Because the site I’m using is a bit dodgy, I didn’t want to have pictures of myself on my profile for all the world to see. Even if I did, the last decent picture of me is two years old and shows someone who looks younger and prettier than I normally do. When this current Gentleman responded to my profile, sending me recent non-rude pictures of himself, I realised I would have to update my own pics and send some to him. (On the website you can post your photos on a ‘private gallery’ and tick a box when sending a letter to allow the recipient to view the pics.)
So I asked an obliging friend to help out. We went to the urban forest near where he lives and took lots of shots, in heaps of different poses, in the hope of choosing the best ones. Predictably I was disappointed with the ones he sent me to choose from. I’ve never been that photogenic, but I’ve become less so as I’ve gotten older. It didn’t help that I had bad PMT that day either. And it also didn’t help that the photos were on large files that gave uncomfortably detailed close ups! (Tip: if you're not happy with photos of yourself, blame the photographer!)
But no excuses. I would upload the best three to my ‘private gallery’. I did, asking the Gentleman to contact me if he still wanted to meet up for coffee. (The photo-taking friend and I had rationalised that it was preferable to supply ordinary photos rather than pics so flattering that the prospective would be dreadfully disappointed when he first clapped eyes on me.)
I uploaded the pics on Wednesday. I went away on an overnight trip on Thursday and was hopeful that on my return on Friday afternoon a response would be waiting for me.
No response. Saturday morning arrived. Again nothing. Saturday afternoon also proved unfruitful.
I reeled, I quavered and I quaked. This would be the first time I had been rejected on the basis of a photograph!
I spoke to another friend whose roles include being a kind of mental health buddy. We discussed the concept of exposure, a popular therapeutic tool in the treatment of anxiety and OCD. Exposure therapy involves putting up with discomfort in relation to a phobia, fear or obsession, and gradually increasing one’s exposure to that discomfort.
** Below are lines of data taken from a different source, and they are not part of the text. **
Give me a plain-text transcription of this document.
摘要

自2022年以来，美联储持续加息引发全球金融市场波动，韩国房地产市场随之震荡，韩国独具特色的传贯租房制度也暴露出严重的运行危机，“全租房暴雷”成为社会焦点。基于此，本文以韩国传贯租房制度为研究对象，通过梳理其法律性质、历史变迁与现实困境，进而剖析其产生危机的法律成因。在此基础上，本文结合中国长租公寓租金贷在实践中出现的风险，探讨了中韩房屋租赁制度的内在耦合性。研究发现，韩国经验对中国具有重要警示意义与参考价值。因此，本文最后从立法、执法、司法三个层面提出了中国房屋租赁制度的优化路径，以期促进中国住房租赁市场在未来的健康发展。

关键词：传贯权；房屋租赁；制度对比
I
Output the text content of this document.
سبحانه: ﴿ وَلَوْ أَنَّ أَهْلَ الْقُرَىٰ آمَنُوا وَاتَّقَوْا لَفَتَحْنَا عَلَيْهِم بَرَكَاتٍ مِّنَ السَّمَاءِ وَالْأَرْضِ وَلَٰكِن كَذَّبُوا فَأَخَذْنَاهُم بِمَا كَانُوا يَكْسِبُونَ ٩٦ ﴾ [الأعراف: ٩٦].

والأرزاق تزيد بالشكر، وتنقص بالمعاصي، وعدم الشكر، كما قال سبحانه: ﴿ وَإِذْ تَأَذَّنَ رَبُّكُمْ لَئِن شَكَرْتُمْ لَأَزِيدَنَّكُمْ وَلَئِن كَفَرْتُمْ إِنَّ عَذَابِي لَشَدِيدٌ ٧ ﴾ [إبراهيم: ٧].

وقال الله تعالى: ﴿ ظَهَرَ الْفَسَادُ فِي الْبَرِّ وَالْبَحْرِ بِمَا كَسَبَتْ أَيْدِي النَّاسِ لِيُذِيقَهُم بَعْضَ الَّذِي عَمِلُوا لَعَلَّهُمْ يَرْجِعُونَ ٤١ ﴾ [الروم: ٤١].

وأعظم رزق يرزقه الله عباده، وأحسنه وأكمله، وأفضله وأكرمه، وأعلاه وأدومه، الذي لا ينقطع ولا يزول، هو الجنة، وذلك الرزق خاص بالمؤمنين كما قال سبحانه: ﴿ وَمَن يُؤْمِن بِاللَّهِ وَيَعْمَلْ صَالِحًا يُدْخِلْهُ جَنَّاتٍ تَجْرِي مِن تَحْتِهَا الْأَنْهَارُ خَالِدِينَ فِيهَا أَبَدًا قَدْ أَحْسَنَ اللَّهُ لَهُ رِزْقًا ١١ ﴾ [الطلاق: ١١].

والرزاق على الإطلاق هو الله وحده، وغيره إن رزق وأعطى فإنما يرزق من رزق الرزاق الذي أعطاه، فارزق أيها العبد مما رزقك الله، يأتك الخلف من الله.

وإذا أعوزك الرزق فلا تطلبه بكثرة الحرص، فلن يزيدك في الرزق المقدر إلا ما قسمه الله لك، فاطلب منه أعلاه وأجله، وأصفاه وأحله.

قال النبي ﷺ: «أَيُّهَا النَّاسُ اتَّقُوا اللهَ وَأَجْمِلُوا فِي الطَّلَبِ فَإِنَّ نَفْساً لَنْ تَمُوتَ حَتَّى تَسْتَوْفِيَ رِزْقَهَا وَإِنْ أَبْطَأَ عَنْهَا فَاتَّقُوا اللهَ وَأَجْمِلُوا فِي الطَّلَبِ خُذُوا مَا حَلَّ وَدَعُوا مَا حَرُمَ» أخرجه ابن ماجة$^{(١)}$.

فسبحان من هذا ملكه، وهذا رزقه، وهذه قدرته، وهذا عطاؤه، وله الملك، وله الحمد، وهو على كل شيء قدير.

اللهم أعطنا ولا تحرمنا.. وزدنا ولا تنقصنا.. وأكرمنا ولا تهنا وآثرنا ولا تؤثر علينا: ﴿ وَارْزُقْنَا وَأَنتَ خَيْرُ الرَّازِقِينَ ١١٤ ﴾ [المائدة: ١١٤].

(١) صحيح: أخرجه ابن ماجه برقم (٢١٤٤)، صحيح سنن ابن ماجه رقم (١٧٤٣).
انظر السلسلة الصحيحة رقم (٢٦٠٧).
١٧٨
As someone with a minor case of body dysmorphic disorder (which in my stronger moments I admit is actually an impossible demand that I be beautiful) one of my worst fears is being rejected on the basis of my appearance. The silence on the Gentleman’s part suggested this might have actually occurred.
But in fact, my mental health friend and I agreed, there was no way I could know this for sure. Perhaps the Gentleman didn’t like my ‘look’ rather than my ‘looks’. Alternatively he might simply be away, or incredibly busy, etc etc. Staying in this state of uncertainty, of unknowingness, rather than forcing some unalloyed truth from the world is the essence of exposure therapy.
I told my mental health friend I had wanted to send the photos to him to get his opinion. But we both agreed that that would constitute seeking reassurance, a no-no in exposure therapy.
Anyway, on Saturday evening the longed-for answer finally arrived. Yes, the Gentleman would still like to do coffee. He explained his slowness by saying that he wasn’t addicted to the dating site and didn’t check his messages that often. This had the ring of truth to me, as there had been a lapse of several days between telling him I was going to post the pics and actually doing it.
We still haven’t spoken, but it looks like we’re going to catch up on Saturday morning. Wish me luck!